7.6 Step 5: Contributions to the Chi-Square Statistic
7.6.1 Contributions
contributions<- ((observed-expected)^2)/expectedkable(contributions)| Amazon | Disney+ | Hulu | Netflix | Other | |
|---|---|---|---|---|---|
| 18–25 | 10.888889 | 0.136612 | 3.8333333 | 2.7027027 | 3.0476190 |
| 26–40 | 2.722222 | 1.071038 | 0.0289855 | 0.4324324 | 0.5833333 |
| 41+ | 24.500000 | 1.972678 | 4.5289855 | 5.2972973 | 6.2976190 |
7.6.2 Percent Contributions
7.6.2.1 Which age-platform pairs drive the overall result?
percent_contributions<- contributions / chi_square_test$statistic *100kable(percent_contributions)| Amazon | Disney+ | Hulu | Netflix | Other | |
|---|---|---|---|---|---|
| 18–25 | 16.002777 | 0.2007709 | 5.6336306 | 3.9720074 | 4.4789112 |
| 26–40 | 4.000694 | 1.5740436 | 0.0425983 | 0.6355212 | 0.8572916 |
| 41+ | 36.006248 | 2.8991313 | 6.6559907 | 7.7851346 | 9.2552502 |
7.6.2.2 Let’s visualize it:
pheatmap(percent_contributions,
display_numbers = TRUE,
cluster_rows = FALSE,
cluster_cols = FALSE,
main = "% Contribution to Chi-Square Statistic")
The cell that majorly contributed to our chi-square statistic is 41+/Amazon by over 36%, followed by the 18-25/Amazon cell at 16%.
The significant chi-square result is not caused by equal differences across all age–platform combinations.

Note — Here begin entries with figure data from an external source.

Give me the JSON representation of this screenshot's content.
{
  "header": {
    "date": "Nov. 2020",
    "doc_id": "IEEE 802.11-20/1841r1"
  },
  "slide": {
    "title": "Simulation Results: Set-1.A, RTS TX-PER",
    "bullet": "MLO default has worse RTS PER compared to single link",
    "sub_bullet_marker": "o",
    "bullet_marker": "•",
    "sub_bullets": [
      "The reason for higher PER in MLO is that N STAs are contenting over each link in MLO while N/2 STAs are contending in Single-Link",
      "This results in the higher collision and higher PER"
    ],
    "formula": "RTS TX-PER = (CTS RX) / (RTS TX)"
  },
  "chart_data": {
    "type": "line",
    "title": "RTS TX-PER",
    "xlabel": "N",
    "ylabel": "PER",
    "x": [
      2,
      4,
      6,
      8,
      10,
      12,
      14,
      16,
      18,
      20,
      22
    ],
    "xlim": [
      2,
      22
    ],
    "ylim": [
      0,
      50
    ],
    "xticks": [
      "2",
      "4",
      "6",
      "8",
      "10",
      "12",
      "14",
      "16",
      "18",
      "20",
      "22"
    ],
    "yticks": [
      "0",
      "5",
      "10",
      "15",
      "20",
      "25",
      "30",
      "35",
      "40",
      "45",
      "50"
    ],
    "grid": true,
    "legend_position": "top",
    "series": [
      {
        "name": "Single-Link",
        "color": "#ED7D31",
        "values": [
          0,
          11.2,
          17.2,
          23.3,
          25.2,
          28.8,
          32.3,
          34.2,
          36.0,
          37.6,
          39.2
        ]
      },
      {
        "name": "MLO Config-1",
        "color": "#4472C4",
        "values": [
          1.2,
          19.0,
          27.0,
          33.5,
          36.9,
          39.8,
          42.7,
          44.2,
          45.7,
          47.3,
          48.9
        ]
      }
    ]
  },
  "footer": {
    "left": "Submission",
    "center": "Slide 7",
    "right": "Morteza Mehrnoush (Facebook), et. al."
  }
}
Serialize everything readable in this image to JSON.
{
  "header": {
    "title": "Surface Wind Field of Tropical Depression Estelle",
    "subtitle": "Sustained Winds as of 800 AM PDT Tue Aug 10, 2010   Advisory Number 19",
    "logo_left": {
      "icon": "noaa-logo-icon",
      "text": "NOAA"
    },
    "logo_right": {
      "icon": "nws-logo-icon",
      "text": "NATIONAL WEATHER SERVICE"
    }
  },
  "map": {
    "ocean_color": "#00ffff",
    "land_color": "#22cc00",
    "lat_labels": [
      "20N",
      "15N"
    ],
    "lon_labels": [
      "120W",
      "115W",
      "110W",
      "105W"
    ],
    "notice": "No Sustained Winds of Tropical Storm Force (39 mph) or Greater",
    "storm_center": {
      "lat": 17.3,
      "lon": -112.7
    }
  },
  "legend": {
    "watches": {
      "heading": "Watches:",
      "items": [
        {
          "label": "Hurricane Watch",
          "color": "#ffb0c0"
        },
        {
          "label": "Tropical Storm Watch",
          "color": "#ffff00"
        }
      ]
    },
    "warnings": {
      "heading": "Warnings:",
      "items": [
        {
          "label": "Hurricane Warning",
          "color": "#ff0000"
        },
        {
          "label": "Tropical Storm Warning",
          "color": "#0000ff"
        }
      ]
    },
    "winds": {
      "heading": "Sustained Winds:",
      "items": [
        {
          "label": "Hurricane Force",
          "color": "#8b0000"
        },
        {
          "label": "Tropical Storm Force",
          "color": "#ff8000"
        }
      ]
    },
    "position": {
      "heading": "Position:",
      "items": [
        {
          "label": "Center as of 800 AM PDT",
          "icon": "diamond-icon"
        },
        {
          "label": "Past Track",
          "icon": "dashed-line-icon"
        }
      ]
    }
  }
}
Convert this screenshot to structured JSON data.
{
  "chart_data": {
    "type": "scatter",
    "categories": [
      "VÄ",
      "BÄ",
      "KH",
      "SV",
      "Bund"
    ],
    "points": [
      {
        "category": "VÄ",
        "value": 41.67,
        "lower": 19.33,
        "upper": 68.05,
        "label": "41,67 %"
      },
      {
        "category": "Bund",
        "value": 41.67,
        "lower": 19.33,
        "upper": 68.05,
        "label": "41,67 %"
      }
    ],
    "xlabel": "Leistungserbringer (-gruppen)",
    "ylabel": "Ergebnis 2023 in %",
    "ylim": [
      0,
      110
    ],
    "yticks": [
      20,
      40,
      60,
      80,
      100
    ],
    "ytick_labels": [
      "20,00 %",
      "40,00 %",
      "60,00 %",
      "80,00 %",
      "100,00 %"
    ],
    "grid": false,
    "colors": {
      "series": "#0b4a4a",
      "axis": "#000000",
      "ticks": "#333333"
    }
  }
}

Instead, a few specific cells contribute much more to the overall statistic than others.
This means the relationship between age and platform preference is driven mainly by certain age groups (particularly those involving Amazon), rather than consistent differences across every platform.
7.7 Step 6: Effect Size (Cramer’s V)
cv<- cramerV(c_table)
print(cv)Cramer V
0.3368
There is a moderate association (0.3) between Age Category and Platform, which means that a person’s age group can give you an idea of what their preferred platform is, but it will not always predict it. However, due to the percentage contributions, the effect size may be stronger for Age Category & Amazon specifically; you can confidently assume that the younger a person is, the less they prefer Amazon, and as the age category rises, the likelihood of preference for Amazon rises too.
7.8 Step 7: Final Interpretation
The chi-square test revealed a significant relationship between age and platform preference, χ²(8, N = 300) = 68.044, p = 1.203e-11. The largest contributions came from the 18-25/Amazon and 41+/Amazon cells. Cramer’s V = 0.34 indicates a moderate association between Age Category and Platform. This suggests that younger viewers strongly disfavor Amazon and older viewers strongly prefer it. Instead, younger viewers opt for platforms such as Netflix or Hulu.